И точно, повинуясь знакам мерзавца-дирижёра, группа ударных старается. Большущий барабан махровой колотушкой длинно настукивают, гонг аж рукой придерживают, чтоб долго тянул, тарелочками подзвякивают и даже треугольники в общую похабщину тренькают. Прекрасно звучит, честно говоря, чертовски внушает тревогу.
А снежинкам похоже нехорошо. Или наоборот. Законы прекрасного уступили место закону сохранения импульса. Снежинка поменьше на попу шлепнулась, подняв тихое облачко пыли, и сидит в позе свадебной куклы.

Видели куклы-то на капотах? Страшное дело. Сидят, скалятся, руки с ногами в растопырку к прохожим тянут, того и гляди загребут кого-нибудь. Вот и сидит снежинка на попе ровно как та кукла, только ленточкой притянуть и ехать можно. Жениться.

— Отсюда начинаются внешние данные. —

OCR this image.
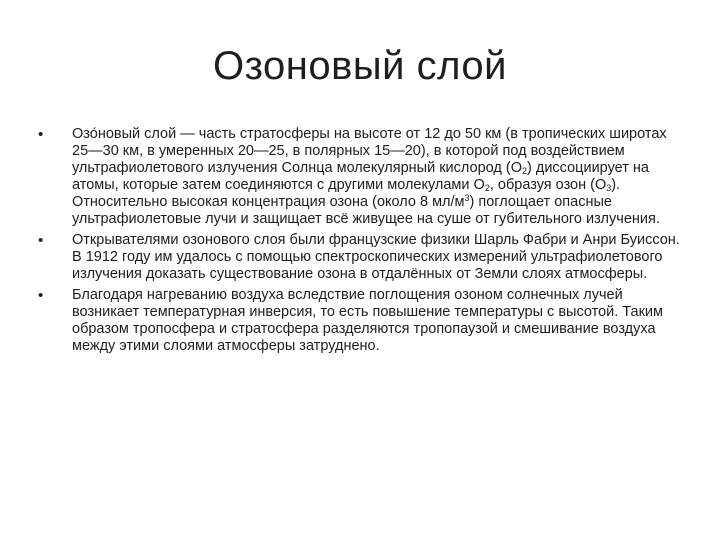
Озоновый слой
•	Озо́новый слой — часть стратосферы на высоте от 12 до 50 км (в тропических широтах 25—30 км, в умеренных 20—25, в полярных 15—20), в которой под воздействием ультрафиолетового излучения Солнца молекулярный кислород $(O_2)$ диссоциирует на атомы, которые затем соединяются с другими молекулами $O_2$, образуя озон $(O_3)$. Относительно высокая концентрация озона (около 8 $мл/м^3$) поглощает опасные ультрафиолетовые лучи и защищает всё живущее на суше от губительного излучения.
•	Открывателями озонового слоя были французские физики Шарль Фабри и Анри Буиссон. В 1912 году им удалось с помощью спектроскопических измерений ультрафиолетового излучения доказать существование озона в отдалённых от Земли слоях атмосферы.
•	Благодаря нагреванию воздуха вследствие поглощения озоном солнечных лучей возникает температурная инверсия, то есть повышение температуры с высотой. Таким образом тропосфера и стратосфера разделяются тропопаузой и смешивание воздуха между этими слоями атмосферы затруднено.
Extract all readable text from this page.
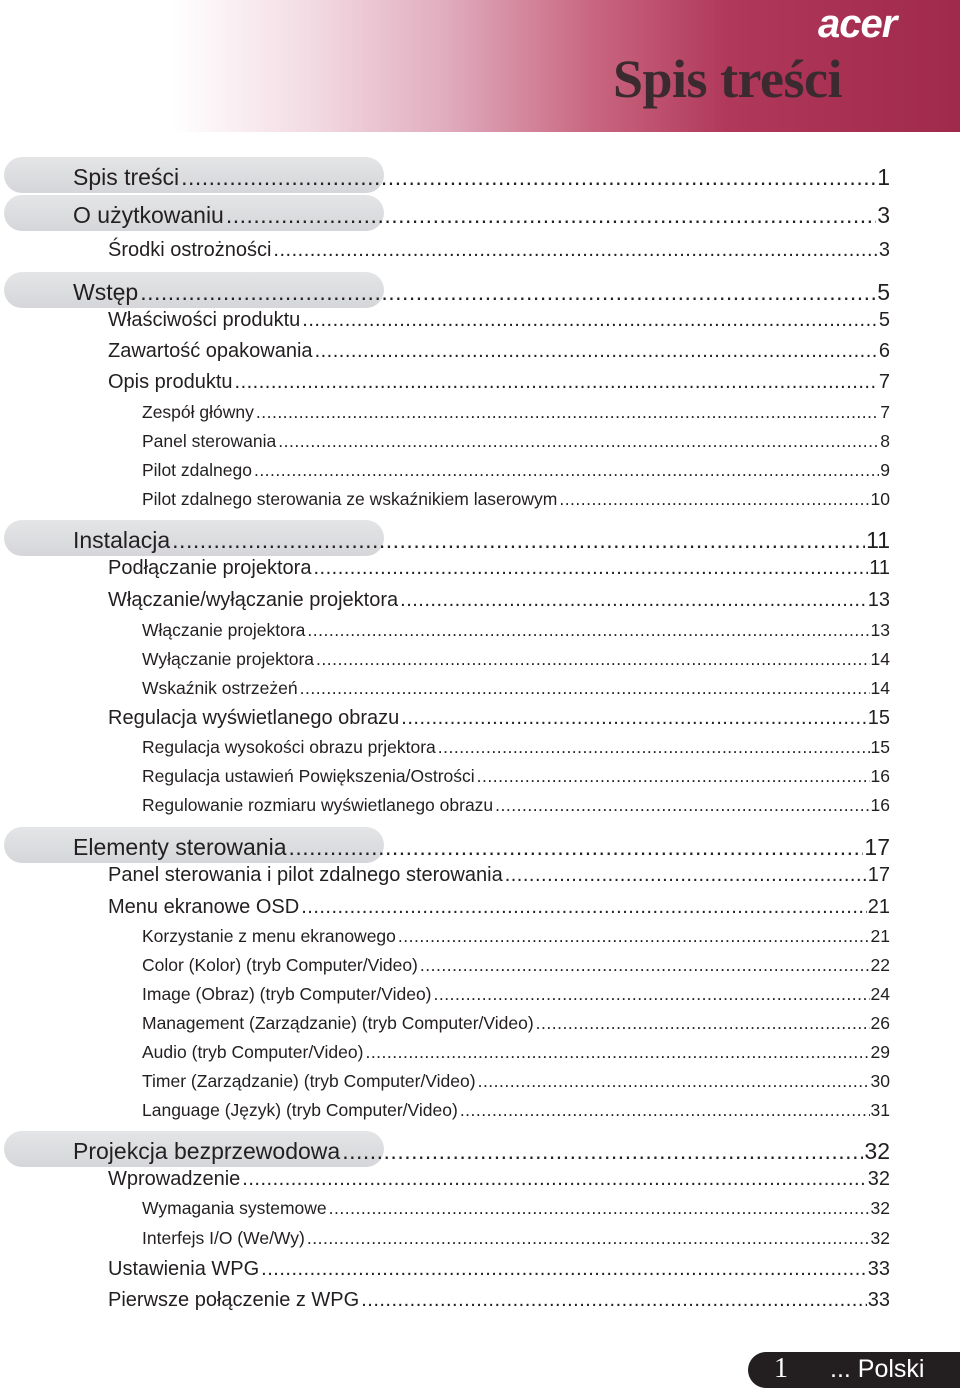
acer
Spis treści
Spis treści .....	1
O użytkowaniu .....	3
Środki ostrożności .....	3
Wstęp .....	5
Właściwości produktu .....	5
Zawartość opakowania .....	6
Opis produktu .....	7
Zespół główny .....	7
Panel sterowania .....	8
Pilot zdalnego .....	9
Pilot zdalnego sterowania ze wskaźnikiem laserowym .....	10
Instalacja .....	11
Podłączanie projektora .....	11
Włączanie/wyłączanie projektora .....	13
Włączanie projektora .....	13
Wyłączanie projektora .....	14
Wskaźnik ostrzeżeń .....	14
Regulacja wyświetlanego obrazu .....	15
Regulacja wysokości obrazu prjektora .....	15
Regulacja ustawień Powiększenia/Ostrości .....	16
Regulowanie rozmiaru wyświetlanego obrazu .....	16
Elementy sterowania .....	17
Panel sterowania i pilot zdalnego sterowania .....	17
Menu ekranowe OSD .....	21
Korzystanie z menu ekranowego .....	21
Color (Kolor) (tryb Computer/Video) .....	22
Image (Obraz) (tryb Computer/Video) .....	24
Management (Zarządzanie) (tryb Computer/Video) .....	26
Audio (tryb Computer/Video) .....	29
Timer (Zarządzanie) (tryb Computer/Video) .....	30
Language (Język) (tryb Computer/Video) .....	31
Projekcja bezprzewodowa .....	32
Wprowadzenie .....	32
Wymagania systemowe .....	32
Interfejs I/O (We/Wy) .....	32
Ustawienia WPG .....	33
Pierwsze połączenie z WPG .....	33
1 ... Polski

Вторая снежинка покрупнее тоже пыталась шлепнуться, но не села, а просто задом пятится. Танцует типа. Понимает видимо, что шоу должно продолжаться, несмотря на искры из глаз. А искры, пляшущие рождественскими ангелочками вокруг ее головы, даже зрителям видно. Не так чтоб очень, но при изрядной доли фантазии вполне отчетливо. Поэтому снежинка задом уверенно приближается к оркестровой яме. Она-то этого не видит, зато в яме паника почти.

Говорят, что в театре на сцене две фобии. Первая - это вместо «Чу! Я слышу пушек гром!» сказать «Да вы там вообще охуели!». Это театральные заморочки, нам их не понять. Вторая же фобия – это в оркестровую яму упасть.

И вот эта вторая снежинка ко второй фобии все ближе. В яме это видят. Пианист пытается в подрояльное пространство примоститься. Дирижёр палочкой как бы от себя крест на крест делает, изыди мол, вьюга снежная. Альтистка, пользуясь случаем, поближе к виолончелисту перебралась, на коленки то есть. Барабанщик за барабаном спрятался. И лишь храбрый контрабас, бросив инструмент готовится снежинку поймать. Хорошо хоть не на язык, как все реальные дети. Руками растопыренными.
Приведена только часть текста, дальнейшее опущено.